Côté satisfactions, quelques chiffres : les 10 % obtenus du côté de Verviers, les 7 % de Charleroi, la percée du parti dans la province de Luxembourg, et surtout, deux élus : Aldo Carcaci siégera à la Chambre et André-Pierre Puget au Parlement wallon, avec La dotation, estimée à 480.000 euros, qui permettra au parti «  de se développer » et d’avoir les moyens d’entreprendre les actions futures.

Côté déception : le score en demi-teinte à Bruxelles, alors que « tous les indicateurs sur le terrain étaient positifs » et l’absence d’élus, dont le président Modrikamen, dans le Hainaut, alors que tous les espoirs semblaient permis dans la région.

Le Parti Populaire a dénoncé son manque de visibilité démocratique, sur RTL-TVi notamment, non présente d’ailleurs à la conférence de presse, où Mischaël Modrikamen et Luc Trullemans, ancien météorologue de la station, sont persona non grata.

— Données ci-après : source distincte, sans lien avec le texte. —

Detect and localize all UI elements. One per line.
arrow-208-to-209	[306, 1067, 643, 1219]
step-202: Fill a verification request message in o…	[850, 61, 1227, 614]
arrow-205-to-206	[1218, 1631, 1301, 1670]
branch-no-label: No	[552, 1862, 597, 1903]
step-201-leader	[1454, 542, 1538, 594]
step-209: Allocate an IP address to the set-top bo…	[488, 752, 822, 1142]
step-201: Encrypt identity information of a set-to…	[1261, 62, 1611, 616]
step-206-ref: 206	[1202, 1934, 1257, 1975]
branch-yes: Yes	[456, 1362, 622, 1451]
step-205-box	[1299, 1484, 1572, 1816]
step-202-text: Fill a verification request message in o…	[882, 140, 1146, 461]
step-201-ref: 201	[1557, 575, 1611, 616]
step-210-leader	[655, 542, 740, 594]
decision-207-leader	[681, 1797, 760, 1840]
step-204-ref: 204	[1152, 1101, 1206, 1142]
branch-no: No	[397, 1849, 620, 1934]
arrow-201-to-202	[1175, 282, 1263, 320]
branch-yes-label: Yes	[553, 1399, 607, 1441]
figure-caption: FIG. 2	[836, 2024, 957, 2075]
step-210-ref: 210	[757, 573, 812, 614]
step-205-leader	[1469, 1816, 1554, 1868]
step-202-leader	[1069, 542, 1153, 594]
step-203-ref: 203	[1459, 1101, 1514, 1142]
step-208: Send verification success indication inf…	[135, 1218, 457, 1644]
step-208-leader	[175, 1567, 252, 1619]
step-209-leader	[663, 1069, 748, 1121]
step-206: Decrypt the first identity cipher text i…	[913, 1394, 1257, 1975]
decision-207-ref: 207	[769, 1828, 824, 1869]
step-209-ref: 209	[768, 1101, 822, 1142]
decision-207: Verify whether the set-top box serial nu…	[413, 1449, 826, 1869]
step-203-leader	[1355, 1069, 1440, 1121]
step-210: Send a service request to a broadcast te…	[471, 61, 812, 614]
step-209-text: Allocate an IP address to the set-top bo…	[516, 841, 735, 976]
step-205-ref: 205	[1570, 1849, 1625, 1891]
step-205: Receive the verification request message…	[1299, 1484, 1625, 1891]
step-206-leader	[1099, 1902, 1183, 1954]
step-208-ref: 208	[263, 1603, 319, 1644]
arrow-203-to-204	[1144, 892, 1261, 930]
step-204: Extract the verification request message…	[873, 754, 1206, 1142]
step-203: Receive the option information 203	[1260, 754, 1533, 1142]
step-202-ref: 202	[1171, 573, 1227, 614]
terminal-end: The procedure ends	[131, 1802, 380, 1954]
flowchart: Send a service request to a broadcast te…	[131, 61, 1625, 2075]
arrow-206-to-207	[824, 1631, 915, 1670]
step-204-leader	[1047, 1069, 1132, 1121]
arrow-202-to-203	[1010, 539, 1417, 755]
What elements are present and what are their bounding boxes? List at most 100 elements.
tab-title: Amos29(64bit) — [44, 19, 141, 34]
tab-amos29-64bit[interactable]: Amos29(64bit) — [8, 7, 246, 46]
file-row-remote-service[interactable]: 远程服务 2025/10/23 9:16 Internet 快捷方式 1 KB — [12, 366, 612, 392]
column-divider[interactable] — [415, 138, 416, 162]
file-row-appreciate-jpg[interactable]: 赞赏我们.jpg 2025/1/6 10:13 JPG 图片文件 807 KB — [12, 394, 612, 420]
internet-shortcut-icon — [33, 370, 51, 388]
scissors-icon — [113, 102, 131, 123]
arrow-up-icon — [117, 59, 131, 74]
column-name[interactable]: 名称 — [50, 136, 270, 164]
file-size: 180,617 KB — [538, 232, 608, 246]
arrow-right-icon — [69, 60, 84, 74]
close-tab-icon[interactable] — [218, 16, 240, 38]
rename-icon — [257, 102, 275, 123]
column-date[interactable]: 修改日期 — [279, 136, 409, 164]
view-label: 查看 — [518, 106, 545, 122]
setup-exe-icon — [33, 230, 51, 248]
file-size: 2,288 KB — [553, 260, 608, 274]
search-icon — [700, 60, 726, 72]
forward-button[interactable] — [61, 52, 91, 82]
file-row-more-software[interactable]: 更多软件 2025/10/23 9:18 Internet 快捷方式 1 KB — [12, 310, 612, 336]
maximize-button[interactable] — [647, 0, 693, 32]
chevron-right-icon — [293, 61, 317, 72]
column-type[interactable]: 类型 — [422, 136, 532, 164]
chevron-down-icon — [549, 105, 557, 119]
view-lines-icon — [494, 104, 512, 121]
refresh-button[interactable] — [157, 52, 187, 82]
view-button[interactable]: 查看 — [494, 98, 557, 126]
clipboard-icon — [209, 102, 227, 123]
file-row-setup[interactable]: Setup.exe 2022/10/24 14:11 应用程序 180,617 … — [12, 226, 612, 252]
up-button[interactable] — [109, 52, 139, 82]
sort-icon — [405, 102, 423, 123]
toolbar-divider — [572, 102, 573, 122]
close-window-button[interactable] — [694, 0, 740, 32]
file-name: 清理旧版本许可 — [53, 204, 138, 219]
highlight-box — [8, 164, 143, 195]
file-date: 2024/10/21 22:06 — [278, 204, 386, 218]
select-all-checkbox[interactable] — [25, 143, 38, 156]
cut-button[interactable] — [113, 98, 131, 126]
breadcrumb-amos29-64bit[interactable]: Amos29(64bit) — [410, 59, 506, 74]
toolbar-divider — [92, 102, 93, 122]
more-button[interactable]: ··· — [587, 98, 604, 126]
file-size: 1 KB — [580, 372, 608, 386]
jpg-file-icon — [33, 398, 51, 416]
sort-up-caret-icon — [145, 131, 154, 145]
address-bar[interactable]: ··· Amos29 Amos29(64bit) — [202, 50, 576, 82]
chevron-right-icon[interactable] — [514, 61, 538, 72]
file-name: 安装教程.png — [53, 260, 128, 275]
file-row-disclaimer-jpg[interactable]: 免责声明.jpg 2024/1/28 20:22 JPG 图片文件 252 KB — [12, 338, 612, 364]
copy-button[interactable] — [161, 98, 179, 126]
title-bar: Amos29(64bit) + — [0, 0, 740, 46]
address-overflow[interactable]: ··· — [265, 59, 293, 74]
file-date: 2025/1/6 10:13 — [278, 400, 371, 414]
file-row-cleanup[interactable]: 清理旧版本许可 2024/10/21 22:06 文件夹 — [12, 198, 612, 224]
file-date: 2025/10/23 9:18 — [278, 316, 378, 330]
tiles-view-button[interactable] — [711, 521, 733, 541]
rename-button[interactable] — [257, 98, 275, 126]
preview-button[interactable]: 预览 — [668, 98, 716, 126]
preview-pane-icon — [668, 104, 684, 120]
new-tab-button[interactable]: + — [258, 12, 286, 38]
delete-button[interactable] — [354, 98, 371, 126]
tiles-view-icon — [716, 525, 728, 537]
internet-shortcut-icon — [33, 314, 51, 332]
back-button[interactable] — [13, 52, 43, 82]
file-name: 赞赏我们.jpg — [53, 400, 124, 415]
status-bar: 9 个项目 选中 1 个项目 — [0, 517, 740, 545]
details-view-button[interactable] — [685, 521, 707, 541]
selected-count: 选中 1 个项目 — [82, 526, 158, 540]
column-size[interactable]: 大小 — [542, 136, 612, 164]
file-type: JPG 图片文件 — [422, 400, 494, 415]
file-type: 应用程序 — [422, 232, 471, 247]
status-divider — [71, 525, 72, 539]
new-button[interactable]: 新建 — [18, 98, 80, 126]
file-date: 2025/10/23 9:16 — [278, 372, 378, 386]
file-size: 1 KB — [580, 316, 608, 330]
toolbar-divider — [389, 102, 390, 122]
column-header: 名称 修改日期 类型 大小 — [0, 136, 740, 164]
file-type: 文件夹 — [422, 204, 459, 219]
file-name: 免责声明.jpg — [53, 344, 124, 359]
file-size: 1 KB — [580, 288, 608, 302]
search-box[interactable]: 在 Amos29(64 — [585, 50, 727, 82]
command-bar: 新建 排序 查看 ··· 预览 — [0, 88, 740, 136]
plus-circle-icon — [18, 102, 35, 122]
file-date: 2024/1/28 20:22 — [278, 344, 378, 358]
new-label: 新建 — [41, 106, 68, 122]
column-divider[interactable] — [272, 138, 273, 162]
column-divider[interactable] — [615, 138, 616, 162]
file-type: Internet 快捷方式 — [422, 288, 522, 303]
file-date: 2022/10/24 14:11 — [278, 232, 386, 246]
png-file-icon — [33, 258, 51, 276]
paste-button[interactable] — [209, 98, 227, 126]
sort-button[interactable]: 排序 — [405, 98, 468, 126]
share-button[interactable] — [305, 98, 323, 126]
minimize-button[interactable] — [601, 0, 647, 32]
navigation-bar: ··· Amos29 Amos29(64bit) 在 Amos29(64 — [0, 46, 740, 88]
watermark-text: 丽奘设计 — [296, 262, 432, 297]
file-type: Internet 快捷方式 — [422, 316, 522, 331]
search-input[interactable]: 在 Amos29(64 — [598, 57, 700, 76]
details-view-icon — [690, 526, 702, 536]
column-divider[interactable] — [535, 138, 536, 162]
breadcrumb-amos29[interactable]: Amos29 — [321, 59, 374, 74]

Le parti a dénoncé les méthodes de dépouillement, informatiques notamment, qui tend à transformer un bug informatique en « bug démocratique ». Le vote papier n’est pas épargné puisque dans les bureaux de dépouillement où le PP avait un témoin, le score était en moyenne plus élevé (de 0,5-1 %) que dans les bureaux où il n’en possédait pas. Le parti se réserve le droit d’entreprendre des recours.

G.B.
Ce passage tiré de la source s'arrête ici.